Some will consider September 1st as the first day of Spring and others September 22nd – either way, Spring has arrived here at Londolozi. While we are still awaiting the first rains, the early bloomers including the long-tailed cassia and knob thorn trees are gradually bringing back patches of yellow across the horizon. This familiar time of renewal and rejuvenation as the seasonal transformation unfolds, brings with it a vivid display of wildflowers. So in line with my previous blogs on the summer shades of green and in and amongst the autumn hues, I didn’t want to miss an opportunity to dive into the burst of colour and wonders of wildflowers that are on their way.

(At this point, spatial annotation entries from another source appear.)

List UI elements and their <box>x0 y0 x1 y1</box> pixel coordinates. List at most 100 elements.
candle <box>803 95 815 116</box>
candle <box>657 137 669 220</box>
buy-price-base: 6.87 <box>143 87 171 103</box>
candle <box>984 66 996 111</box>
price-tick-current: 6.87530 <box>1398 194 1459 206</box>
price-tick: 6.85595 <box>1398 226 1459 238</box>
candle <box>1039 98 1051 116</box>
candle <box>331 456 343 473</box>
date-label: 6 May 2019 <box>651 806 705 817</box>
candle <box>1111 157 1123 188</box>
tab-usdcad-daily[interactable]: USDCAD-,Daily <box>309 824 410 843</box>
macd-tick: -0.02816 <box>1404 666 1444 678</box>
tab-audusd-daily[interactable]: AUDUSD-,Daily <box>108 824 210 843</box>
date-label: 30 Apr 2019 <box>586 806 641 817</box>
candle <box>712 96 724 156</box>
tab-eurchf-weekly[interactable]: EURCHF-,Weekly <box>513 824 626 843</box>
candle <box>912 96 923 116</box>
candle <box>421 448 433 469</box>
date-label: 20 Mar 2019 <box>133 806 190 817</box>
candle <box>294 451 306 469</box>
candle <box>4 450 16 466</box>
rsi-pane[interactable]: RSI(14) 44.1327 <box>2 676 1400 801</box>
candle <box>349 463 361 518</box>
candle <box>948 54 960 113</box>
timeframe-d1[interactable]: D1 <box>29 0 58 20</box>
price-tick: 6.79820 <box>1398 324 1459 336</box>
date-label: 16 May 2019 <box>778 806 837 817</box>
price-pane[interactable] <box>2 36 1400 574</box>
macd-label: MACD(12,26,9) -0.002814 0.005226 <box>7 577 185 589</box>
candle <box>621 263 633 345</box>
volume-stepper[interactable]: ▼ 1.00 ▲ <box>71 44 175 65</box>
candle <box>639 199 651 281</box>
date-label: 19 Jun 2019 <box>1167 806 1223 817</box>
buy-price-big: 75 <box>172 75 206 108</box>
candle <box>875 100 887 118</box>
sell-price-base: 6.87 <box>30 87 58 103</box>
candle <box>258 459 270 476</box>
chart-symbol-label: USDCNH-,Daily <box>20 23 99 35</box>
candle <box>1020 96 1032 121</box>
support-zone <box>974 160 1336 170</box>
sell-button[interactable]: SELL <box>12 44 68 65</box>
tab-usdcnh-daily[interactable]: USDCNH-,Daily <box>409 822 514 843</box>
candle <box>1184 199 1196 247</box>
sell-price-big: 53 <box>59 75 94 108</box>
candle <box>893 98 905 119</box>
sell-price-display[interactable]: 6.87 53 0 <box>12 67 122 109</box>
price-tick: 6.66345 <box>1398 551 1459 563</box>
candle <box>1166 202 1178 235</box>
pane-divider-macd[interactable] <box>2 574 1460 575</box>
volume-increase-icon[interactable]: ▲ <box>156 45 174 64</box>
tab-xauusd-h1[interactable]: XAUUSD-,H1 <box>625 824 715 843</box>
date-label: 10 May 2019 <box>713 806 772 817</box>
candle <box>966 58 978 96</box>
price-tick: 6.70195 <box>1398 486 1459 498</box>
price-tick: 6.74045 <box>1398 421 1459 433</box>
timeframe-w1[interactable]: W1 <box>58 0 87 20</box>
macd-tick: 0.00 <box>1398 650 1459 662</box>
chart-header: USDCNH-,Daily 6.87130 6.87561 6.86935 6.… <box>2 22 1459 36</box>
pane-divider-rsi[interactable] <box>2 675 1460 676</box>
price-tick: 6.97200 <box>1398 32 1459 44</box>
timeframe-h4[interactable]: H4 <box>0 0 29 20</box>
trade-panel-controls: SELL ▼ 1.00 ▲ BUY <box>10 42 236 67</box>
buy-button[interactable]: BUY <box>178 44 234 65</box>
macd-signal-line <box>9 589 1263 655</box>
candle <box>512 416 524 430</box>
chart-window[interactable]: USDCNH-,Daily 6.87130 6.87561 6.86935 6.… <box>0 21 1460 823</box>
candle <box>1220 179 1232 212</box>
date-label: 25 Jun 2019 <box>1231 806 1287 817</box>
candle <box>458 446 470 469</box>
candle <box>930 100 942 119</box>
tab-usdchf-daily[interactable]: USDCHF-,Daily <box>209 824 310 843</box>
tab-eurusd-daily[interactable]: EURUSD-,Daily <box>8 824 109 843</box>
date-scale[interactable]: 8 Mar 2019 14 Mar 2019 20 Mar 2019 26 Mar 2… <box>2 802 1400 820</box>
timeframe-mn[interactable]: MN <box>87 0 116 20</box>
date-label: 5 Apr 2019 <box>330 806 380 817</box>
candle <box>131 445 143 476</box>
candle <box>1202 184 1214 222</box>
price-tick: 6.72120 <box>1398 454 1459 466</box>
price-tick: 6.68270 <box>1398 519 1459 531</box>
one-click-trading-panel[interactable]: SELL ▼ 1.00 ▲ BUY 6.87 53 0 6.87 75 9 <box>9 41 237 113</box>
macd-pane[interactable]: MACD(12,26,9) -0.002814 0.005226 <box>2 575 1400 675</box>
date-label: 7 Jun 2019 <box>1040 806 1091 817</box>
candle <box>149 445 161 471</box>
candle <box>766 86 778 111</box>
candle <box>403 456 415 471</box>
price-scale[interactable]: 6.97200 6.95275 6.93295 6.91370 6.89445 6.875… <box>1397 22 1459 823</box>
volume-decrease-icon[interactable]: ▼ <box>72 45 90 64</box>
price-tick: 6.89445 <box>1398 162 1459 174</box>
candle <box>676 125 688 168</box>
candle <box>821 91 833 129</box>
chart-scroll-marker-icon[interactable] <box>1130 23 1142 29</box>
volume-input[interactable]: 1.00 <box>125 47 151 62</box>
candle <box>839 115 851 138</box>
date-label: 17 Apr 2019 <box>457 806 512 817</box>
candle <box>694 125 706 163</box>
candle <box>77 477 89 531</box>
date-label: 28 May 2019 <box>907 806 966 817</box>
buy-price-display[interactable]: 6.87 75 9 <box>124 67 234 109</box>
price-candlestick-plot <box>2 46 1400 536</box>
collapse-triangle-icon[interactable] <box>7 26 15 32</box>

This time, however, instead of looking at how the flowers get their colours as discussed before, I decided to take a deeper look into their wisdom and why there is such a diverse array of colours and patterns.
A Lesson in Practicality
Wildflowers emerge as unassuming yet ingenious players in their approach to survival. Their wide-ranging colours serve as invitations to attract essential pollinators such as bees, butterflies, and birds. These pollinators, enticed by the promise of nectar, unwittingly become essential partners in the flower’s reproduction journey. A simple but effective technique that ensures the continuation of their species while offering a visual treat.
More than Meets the Eye – The Secret Language of Ultraviolet
In nature, there are often more secrets than meets the eye and wildflowers are no exception. Some flowers bear ultraviolet (UV) patterns that are invisible to us but appear as vivid trails to insects like bees. These patterns direct pollinators toward the flower’s core, where nectar awaits. It is a subtle and silent collaboration that ensures the continuation of life through the interconnected relationship between plants and their pollinators.
Amidst the bursts of colour, a remarkable adaptation emerges. Some flowers undergo a colour transformation as they age, indicating a shift in their role. Starting with soft, pale hues, they gradually deepen in colour, signalling their readiness for pollination, and once at their darkest stage, indicating that they have already been pollinated. This clever adjustment helps conserve the plant’s energy and resources for other essential processes and showcases nature’s timeless cycles.
Masters of Disguise
While bold and vibrant colours are the stars of the show, some wildflowers have mastered the art of blending in. They blend harmoniously with their surroundings, to avoid attention from both herbivores and humans alike. The strategy is simple yet effective – stay inconspicuous to avoid becoming a target.
Thriving Against Odds
With the diversity in the landscape across Londolozi, the flowers represent adaptability and resilience. Flowers with light petals such as the Impala Lily (Adenium multiflorum), with white between the pink assist in reducing heat absorption and helping them conserve water during the harsher winters. Although not a spring bloomer, it is just another showcase of nature’s ability to thrive amongst adversity.
While there are many splendours with the arrival of Spring here at Londolozi, the wildflowers celebrate the resurgence of life in their own understated way. Amidst the beauty of the wild, they remind us of the beauty in simplicity. As you explore Londolozi during this season, take a moment to embrace this unassuming and quiet beauty and profound wonders resonating from these flowers.